If you’re anything like me, you avoid calling customer service at all costs. The anticipated pain, whether rational or not, of waiting on hold and having to deal with another human interaction is sometimes just too much of a barrier to making a phone call. I often end up using automated chat functions even though they are often far from intelligent. These experiences might lead one to ask, in an age where cars can drive themselves, why are chatbots so often stupid? How can we make them better?
To answer these questions, we (Yuran Wang, Xueming Luo, and Xiaoyi Wang) collaborated with a SaaS company that supplies the provincial government of Zhejiang with a chatbot platform used to answer common questions related to eCertification of local businesses (see working paper here). We argue that, in the standard information retrieval architecture, there exists an inescapable conflict between the size of the bot’s knowledge bank (and hence the bot’s theoretical usefulness) and the bot’s ability to disambiguate free form NLP inputs from the user. This conflict stems from the fact that the retrieval task complexity is increased when user inputs need to be matched to a larger store of potentially useful standard user queries.
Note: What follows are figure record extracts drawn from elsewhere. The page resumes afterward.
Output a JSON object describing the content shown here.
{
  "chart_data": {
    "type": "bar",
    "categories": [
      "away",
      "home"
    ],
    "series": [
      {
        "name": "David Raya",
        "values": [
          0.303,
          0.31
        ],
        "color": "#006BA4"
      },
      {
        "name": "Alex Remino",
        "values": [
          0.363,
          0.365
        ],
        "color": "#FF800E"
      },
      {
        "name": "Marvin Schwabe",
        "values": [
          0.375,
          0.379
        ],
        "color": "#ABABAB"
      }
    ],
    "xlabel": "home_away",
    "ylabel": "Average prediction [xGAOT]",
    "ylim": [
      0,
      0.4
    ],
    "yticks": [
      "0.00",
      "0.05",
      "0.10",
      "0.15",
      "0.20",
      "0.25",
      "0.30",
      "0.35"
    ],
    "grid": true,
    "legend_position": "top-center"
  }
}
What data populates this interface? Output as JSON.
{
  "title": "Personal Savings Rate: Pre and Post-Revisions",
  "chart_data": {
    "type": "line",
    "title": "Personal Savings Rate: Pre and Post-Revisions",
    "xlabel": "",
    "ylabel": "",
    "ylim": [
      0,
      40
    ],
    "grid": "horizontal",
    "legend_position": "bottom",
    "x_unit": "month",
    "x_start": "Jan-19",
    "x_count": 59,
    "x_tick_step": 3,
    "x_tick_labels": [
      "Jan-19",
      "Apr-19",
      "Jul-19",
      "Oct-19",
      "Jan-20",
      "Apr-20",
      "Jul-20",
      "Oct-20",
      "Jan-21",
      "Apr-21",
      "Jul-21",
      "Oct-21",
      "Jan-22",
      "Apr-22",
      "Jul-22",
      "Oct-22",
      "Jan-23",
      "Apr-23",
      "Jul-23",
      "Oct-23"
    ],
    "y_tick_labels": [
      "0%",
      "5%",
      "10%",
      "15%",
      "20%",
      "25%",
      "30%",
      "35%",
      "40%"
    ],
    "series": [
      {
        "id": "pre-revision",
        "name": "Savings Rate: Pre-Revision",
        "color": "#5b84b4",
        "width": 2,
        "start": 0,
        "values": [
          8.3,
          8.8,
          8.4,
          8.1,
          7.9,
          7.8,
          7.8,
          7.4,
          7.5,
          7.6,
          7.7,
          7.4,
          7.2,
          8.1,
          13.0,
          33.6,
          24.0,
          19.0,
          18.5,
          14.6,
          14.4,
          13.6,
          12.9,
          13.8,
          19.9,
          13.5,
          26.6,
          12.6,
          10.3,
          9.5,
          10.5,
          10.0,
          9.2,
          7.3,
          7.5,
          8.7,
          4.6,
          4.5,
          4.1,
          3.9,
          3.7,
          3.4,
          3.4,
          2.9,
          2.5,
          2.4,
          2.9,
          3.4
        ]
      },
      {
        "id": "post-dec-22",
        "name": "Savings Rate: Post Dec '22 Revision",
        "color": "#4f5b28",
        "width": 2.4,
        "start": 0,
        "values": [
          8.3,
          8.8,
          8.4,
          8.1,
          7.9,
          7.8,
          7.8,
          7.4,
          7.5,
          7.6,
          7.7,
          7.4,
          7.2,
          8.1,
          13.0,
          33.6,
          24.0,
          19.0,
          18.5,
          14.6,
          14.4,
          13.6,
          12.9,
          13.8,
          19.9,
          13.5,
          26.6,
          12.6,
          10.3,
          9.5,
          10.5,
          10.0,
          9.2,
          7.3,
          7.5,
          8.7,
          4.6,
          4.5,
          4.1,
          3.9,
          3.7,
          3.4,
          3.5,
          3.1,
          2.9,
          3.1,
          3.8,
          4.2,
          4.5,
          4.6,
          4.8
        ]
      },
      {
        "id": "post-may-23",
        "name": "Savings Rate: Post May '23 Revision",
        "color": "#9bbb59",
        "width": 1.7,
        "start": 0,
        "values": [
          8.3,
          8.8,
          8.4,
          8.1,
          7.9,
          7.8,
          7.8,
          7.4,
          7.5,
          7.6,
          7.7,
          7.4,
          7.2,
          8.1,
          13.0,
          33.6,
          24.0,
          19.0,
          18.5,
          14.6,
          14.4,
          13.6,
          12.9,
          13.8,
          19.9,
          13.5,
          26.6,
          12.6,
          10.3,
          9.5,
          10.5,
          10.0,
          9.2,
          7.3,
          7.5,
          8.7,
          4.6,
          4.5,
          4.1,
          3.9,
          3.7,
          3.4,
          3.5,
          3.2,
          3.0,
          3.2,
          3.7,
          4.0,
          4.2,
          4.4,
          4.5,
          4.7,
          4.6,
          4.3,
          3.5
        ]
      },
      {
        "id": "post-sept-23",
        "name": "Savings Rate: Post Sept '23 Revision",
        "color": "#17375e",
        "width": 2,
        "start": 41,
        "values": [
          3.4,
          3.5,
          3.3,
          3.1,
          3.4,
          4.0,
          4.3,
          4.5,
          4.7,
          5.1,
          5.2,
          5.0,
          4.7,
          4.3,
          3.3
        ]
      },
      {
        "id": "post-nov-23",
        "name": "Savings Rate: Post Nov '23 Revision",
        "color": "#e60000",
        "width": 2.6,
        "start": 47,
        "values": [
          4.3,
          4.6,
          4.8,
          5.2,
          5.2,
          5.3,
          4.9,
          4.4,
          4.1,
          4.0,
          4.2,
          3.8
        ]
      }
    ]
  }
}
Thus, standard chatbots either don’t have large enough a knowledge base to be useful or often misinterprets the user’s intent, explaining users’ top complaints about commercial applications of chatbots. To solve this problem, chatbot designers typically interject “confirmation dialogues” into the conversation when the bot is unable to disambiguate between several potential queries. While this solution solves the disambiguation problem, it is cumbersome for the user and potentially decreases user satisfaction.

In this study, we quantify the causal impact of confirmation dialogues on user dissatisfaction using a regression discontinuity design (RDD) strategy. The RDD strategy leverages the logical rules used to determine the assignment of confirmation dialogues to compare cases that just missed versus those that just made the cutoff for displaying confirmation dialogue. The figure below shows the estimated difference in satisfaction (y-axis) on a simple 3 point scale (where the average is 1.59/3) versus the bandwidth in the confirmation assignment score generated by the bot’s NLP algorithm around the cutoff point. Here, smaller bandwidth yields more noisy point estimates due to fewer data points, but the idea is that as the bandwidth approaches 0, we approach the true estimate of the hassle costs due to confirmation dialogues. Here, we see a meaningfully large effect size (~ -0.2/3) of the confirmation dialogue’s hassle costs if disambiguation can be avoided.

So how can we avoid these types of annoying frictions to conversational efficiency while maintaining a usefully large knowledge bank? Most applications try to resolve this issue by introducing better NLP engines for decoding user inputs. However, even the most state of the art NLP algorithms can only marginally increase the classification accuracy of texts. Therefore, we seek an alternative to the standard brute force approach that addresses the problem by designing a more general artifact to improve conversational efficiency. We simply use the existing sequence of answered queries to predict likely subsequent questions, or sequential FAQ (sFAQ). This approach leverages the hundreds of thousands of existing user query sequences to train a machine anticipate user needs. The machine is then able to predict a substantial proportion of user queries so that no user natural language input (and thus no disambiguation) is needed. We illustrate how sFAQ fits in with the existing chatbot design below, highlighting the additional artifact in red.

We test several different machine learning architectures to find a good next question prediction engine (see comparisons below). In practice, this sFAQ system automatically suggests 3 questions that the user can choose from. The user is still able to type one of their own questions at any time. We show in out of sample tests that our system, when suggesting 3 questions, would be able to predict the next user query given at least one existing query with an accuracy of 41.8%. Additionally, the system would eliminate 38.7% of all typing, and 35.9% of all confirmation dialogues (currently almost 50% of user inputs are followed by a confirmation dialogue) after the initial query. Combined with our RDD analysis, we can show that the implementation of the sFAQ system would have a causal impact on satisfaction scores through the elimination of confirmation dialogues of at least 2%. We expect the actual increase in user satisfaction to be much higher in future live tests since users will also not have to type. Moreover, our sFAQ system works even better if users are willing to scroll through more than the first set of 3 suggestions.


In short, when a Q&A chatbot such as those used in service settings requires a large knowledge bank to effectively handle user queries, the bot will have difficulty disambiguating the large corpus of intended user queries. sFAQ systems that leverages existing patterns in the query sequences to suggest potential subsequent questions will resolve this design conundrum to a large degree. While we don’t suggest that ours is the best next question prediction engine, we demonstrate that the gains to conversational efficiency are substantial with standard machine learning architectures. Moreover, customers and users will experience less frustration with the chatbot leading to improved satisfaction.